Is there any interpretation (geometrical) of $0$-connectedness and $1$-connectedness of a pair $(X,A)$? In general what does it mean (geometrically) by an $n$-connected pair?
Best Answer
An element $f:(D^n,S^n,s_0)\to(X,A,x_0)$ in $\pi_n(X,A,x_0)$ is zero if it is homotopic through such maps to the constant map to $x_0$. Precomposing the null-homotopy with a homotopy $D^n\to D^n\times I$ rel $\partial D^n$ starting at $D^n\times\{0\}$ and ending at $D^n\times\{1\}\cup \partial D^n\times I$, we have a homotopy rel $\partial D^n$ to a map $(D^n,s_0)\to (A,x_0)$. On the other hand, given a map $(D^n,s_0)\to (A,x_0)$, there is a null-homotopy in $A$ since $D^n$ deformation retracts to $s_0$. That means a map $f:(D^n,S^n,s_0)\to(X,A,x_0)$ represents $0$ iff $f$ is homotopic rel boundary to a map $D^n\to A$.

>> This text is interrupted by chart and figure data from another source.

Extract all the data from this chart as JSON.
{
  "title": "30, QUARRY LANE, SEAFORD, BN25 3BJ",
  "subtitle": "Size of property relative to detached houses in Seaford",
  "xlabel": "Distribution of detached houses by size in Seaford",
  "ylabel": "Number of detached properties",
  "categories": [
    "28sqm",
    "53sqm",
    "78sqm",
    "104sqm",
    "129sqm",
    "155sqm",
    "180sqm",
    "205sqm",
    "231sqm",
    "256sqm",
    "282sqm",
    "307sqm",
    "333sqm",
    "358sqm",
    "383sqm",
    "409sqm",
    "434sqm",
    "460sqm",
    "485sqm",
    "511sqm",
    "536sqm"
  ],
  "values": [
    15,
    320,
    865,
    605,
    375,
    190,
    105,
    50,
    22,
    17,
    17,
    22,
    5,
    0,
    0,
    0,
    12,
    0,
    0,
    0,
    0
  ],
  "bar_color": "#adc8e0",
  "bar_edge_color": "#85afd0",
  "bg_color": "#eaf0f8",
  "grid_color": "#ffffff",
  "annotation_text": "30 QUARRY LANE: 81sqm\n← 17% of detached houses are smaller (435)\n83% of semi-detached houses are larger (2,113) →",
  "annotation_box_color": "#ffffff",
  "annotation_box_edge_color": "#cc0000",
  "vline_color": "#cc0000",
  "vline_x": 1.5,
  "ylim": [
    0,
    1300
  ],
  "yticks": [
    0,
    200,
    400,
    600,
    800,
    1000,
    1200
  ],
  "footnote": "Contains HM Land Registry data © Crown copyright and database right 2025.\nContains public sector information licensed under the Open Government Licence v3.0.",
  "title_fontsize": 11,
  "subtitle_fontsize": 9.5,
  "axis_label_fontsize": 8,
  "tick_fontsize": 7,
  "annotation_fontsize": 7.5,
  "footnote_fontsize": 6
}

If $\pi_n(X,A,x_0)=0$ for all $x_0\in A$, then every map $(D^n,∂D^n)\to (X,A)$ is homotopic rel $∂D^n$ to a map to $A$, and vice versa. Note that if $A$ is path-connected, then there is a isomorphism $\beta_\gamma:\pi_n(X,A,x_0)\cong\pi_n(X,A,x_1)$ for any path $\gamma:x_0\to x_1\in A$, that means the relative homotopy group does not depend on the basepoint and is then written as $\pi_n(X,A)$.
The set $\pi_1(X,A,x_0)$ is not a group but rather a pointed set, with the basepoint $0$ referring to the homotopy class of the constant path $x_0$. In this dimension, $\beta_\gamma:\pi_1(X,A,x_0)\to\pi_1(X,A,x_1)$ is still a bijection even if $\gamma$ is not a path in $A$, but if want $\beta_\gamma$ to be a pointed map, we should still require $\gamma$ to be in $A$.

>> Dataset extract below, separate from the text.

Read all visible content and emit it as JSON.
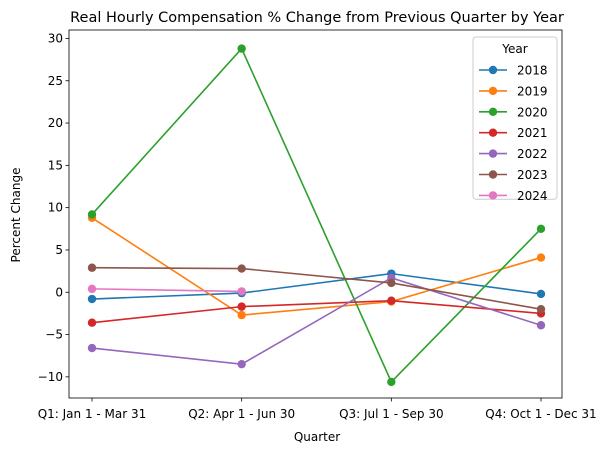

We could try to extend the definition to $n=0$. Since $D^0=\{0\}$ and $∂D^0=\emptyset$, an element in $\pi_0(X,A,x_0)$ would be simply a homotopy class of a point in $X$, i.e. a path component, and $0$ would be the path component containing $x_0$. However, using the characterization of the zero element as the class of a map $D^0\to X$ which is homotopic rel $∂D^0$ to a map to $A$, we could interpret any point in $X$ as $0$ as long as it can be connected via a path to a point in $A$, in other words, every path component intersecting $A$ is regarded trivial. This suggest that we define $\pi_0(X,A,x_0)$ is the quotient of $\pi_0(X,x_0)$ by the set $i_*(\pi_0(A,x_0))$, where $i_*$ is induced by the inclusion $i:A\to X$.
With this definition, a $0$-connected pair $(X,A)$ is one with $i_*:\pi_0(A,x_0)\to\pi_0(X,x_0)$ being surjective, meaning that $A$ intersects every path component of $X$.